Still, the problem was eventually diagnosed as an intermediate steering shaft. The average cost of the repair was $645.
2013, 2016 Highlander
We have grouped these two years in their third generation because the same issue affects both years.
Even though Toyota has a history of using Takata airbags, these two years of Highlander had specific problems with airbags that would not deploy at all.
Many lawsuits involved families whose loved ones had experienced severe injury due to crashes involving these non-functioning safety devices.
Toyota did issue a recall on the passenger side airbag that might have needed to be calibrated correctly but did little to help owners who had already experienced the problem.
This fourth-generation Highlander is known to have fuel tank issues.
Customers complained that they could not fill the gas tank with 17.1 gallons as it was supposed to contain. Instead, they could only fill about 14 gallons which were 3 gallons short.

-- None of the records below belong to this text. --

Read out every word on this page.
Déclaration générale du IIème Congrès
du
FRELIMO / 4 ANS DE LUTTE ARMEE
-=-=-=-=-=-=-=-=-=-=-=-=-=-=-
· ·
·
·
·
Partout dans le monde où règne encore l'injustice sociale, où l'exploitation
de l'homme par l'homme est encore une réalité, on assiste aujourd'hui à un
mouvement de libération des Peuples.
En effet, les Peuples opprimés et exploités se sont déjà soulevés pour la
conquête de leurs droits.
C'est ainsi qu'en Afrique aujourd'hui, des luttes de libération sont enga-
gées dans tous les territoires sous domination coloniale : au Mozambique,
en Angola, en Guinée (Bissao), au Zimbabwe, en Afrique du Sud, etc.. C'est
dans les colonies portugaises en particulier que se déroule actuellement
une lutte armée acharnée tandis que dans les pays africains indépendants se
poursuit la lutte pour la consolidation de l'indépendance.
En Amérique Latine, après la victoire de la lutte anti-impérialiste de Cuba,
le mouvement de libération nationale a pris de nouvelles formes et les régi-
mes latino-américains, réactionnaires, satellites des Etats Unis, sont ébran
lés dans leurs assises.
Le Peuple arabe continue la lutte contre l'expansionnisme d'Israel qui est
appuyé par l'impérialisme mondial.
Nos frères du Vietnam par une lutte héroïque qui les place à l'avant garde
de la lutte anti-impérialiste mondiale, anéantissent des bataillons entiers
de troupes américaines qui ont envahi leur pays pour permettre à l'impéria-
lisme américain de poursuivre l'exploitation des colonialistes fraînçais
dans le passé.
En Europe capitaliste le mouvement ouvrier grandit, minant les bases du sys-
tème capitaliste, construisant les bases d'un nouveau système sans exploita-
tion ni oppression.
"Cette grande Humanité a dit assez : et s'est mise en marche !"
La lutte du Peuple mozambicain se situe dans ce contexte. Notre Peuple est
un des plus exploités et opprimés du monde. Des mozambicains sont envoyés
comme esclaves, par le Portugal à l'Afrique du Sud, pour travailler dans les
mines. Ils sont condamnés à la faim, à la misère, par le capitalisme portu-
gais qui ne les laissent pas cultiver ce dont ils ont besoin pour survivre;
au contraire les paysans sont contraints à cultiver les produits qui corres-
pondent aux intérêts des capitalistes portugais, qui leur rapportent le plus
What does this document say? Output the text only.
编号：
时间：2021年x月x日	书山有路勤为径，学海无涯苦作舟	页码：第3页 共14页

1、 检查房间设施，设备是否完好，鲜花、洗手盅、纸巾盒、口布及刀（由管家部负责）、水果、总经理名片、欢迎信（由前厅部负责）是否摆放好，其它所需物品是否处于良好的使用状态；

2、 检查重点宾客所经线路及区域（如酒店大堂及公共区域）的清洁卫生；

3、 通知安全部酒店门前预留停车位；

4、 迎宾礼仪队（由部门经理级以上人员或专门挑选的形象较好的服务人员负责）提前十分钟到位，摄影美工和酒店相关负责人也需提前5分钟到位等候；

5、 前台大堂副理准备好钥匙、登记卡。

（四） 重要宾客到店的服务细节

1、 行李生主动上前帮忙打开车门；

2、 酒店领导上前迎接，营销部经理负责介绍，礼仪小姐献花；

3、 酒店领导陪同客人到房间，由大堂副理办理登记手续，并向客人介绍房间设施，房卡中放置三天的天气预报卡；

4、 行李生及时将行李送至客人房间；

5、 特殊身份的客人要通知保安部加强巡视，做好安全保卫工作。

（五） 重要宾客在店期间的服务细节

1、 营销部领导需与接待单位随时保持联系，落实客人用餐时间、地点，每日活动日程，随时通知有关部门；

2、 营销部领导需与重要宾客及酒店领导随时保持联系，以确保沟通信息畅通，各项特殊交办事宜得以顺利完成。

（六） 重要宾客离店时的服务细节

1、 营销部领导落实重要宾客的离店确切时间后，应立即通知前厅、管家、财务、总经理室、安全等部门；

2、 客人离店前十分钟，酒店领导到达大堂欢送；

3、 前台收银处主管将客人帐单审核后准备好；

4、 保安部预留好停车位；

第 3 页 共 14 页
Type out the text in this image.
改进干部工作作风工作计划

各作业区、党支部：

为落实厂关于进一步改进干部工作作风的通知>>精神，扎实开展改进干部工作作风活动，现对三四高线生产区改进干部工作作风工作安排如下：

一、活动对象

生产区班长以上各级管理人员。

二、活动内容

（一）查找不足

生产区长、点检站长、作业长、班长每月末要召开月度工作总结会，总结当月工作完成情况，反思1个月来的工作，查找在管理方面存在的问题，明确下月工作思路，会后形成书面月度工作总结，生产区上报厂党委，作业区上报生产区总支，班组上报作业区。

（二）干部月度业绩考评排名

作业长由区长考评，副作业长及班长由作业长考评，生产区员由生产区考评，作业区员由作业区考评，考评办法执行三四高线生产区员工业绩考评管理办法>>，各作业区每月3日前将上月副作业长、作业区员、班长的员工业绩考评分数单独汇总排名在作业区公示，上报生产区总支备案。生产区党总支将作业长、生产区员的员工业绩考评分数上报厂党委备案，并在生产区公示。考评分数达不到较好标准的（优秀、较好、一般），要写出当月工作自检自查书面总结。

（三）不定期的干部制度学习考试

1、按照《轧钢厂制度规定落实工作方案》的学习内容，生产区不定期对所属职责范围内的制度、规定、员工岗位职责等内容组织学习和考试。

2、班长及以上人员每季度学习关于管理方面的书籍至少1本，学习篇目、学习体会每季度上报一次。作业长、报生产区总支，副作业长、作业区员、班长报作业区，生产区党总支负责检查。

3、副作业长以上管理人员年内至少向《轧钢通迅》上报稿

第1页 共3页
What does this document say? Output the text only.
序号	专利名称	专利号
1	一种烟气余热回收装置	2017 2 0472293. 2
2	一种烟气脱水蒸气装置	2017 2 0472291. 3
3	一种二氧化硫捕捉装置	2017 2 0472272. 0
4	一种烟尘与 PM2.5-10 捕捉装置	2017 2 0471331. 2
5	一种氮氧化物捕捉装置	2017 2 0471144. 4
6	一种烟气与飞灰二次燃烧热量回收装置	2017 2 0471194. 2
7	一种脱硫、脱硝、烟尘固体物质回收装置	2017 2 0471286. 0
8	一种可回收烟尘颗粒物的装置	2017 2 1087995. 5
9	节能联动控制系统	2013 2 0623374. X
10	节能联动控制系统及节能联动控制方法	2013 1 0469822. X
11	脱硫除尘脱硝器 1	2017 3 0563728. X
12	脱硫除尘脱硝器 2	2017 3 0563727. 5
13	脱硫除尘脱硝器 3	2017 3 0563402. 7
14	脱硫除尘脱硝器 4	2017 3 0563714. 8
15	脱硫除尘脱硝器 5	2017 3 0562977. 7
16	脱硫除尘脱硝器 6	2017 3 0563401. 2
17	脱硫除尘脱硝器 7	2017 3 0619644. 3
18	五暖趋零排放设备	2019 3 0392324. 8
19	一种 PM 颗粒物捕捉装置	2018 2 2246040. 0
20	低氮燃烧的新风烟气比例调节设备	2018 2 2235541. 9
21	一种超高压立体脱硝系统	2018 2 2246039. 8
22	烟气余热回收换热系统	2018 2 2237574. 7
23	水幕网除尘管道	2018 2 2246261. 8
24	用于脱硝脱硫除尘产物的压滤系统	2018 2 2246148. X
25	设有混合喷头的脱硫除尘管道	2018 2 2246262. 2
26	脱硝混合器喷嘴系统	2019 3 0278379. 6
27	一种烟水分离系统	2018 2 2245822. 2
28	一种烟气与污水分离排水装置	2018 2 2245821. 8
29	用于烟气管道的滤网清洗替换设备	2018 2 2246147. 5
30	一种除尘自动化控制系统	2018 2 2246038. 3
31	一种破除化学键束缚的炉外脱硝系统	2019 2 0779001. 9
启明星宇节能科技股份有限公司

The faulty part was traced to a venting issue designed to keep the fuel tank from overfilling. The fuel tank was a problem for the Highlander Hybrid model as well.
A class action lawsuit was filed but dismissed.
What Are the Best Years of Toyota Highlander?
The best years of Toyota Highlander to purchase as a used vehicle are 2017 and 2018. Both models carry the fewest complaint and repair issues.
For the ‘17 model year, the Highlander has a new V6 engine designed with direct injection, leading to better fuel economy and more power than in former years.
One of the additions was auto-stop/start, which many other manufacturers were installing in their vehicles to boost mpg savings.
These years, SUVs have many driver amenities and safety features that became standard equipment for most manufactured vehicles. The SUVs have lane-departure systems, blind spot monitoring, pedestrian alert, and pre-collision warnings.
The 2017 and 2018 are excellent at holding their value, making them prime candidates for sale by used car dealers.
Over the years, the Toyota Highlander has captured American families’ attention and is known for its reliability, dependability, and safety.
- The worst years for Highlander are 2003,2005, 2008, 2012 – 13, 2016 and 2020
- The most significant issues involved the engine, steering, and fuel tanks.
- The best years for Highlander are 2017 and 2018.